Ein erstes interessantes Ergebnis dieser Studie war also: Wer heutzutage in Deutschland im Nahostkonflikt für Israel Partei ergreift (Gruppe D), der befür­wortet gewaltsame Mittel der Konflikt­bewältigung: Es gibt so gut wie keine Leute, die Partei für Israel ergreifen und den Konflikt friedlich lösen wollen. (s. auch unten, die größere Studie.)

Auf die gemischte Zusammensetzung der „Palästinafreunde“ komme ich wei­ter unten zurück, anhand der größeren Studie.

Frieden und Versöhnung: die größten Übel?

Jeder Teilnehmer bekam nun einen Zeitungsartikel zu lesen.
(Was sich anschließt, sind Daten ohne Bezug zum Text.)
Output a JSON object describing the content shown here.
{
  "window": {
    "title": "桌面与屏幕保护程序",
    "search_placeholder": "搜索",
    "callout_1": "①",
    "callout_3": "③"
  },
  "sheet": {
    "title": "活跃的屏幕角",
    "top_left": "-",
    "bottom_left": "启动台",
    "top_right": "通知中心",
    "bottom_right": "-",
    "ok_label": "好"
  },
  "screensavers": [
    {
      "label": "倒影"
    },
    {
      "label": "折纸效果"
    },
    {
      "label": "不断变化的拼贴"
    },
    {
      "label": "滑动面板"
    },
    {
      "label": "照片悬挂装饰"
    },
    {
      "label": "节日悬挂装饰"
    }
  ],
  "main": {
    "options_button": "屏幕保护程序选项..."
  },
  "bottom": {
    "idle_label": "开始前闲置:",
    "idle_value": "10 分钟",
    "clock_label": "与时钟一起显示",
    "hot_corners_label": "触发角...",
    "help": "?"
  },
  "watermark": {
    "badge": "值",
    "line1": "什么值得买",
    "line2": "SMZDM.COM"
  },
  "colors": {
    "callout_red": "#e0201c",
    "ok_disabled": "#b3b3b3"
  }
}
Der Artikel handelte von einem Gewaltakt entweder der palä­sti­nensischen Seite (Selbst­mordanschlag in Tel-Aviv im April 2006) oder der israeli­schen Seite (Mili­täreinsatz gegen den Gasa-Streifen im Früh­jahr 2008). Die Original-Zeitungs­artikel wurden vor der Studie von Kempfs Team auf drei Arten bearbeitet: Entweder sollten sie einen deeskalati­onsorientierten, friedlichen Ansatz ver­mitteln (Zwischenüberschrif­ten u.a. „im Kreislauf der Gewalt“, „die Bevölke­rung auf beiden Seiten ist trau­matisiert“) oder sie sollten einen eskala­tions­ori­en­tierten, kriegerischen Ansatz propa­gie­ren, entweder pro-Israel („Ha­mas schickt weitere Raketen“) oder pro-Palä­stina („die Lage im Gasa-Streifen ist ver­zweifelt“). Diese Bearbeitungen be­trafen sowohl den Titel als auch die Zwi­schen­überschriften (in der hier darge­stellten Art), den Inhalt und das Bild­material.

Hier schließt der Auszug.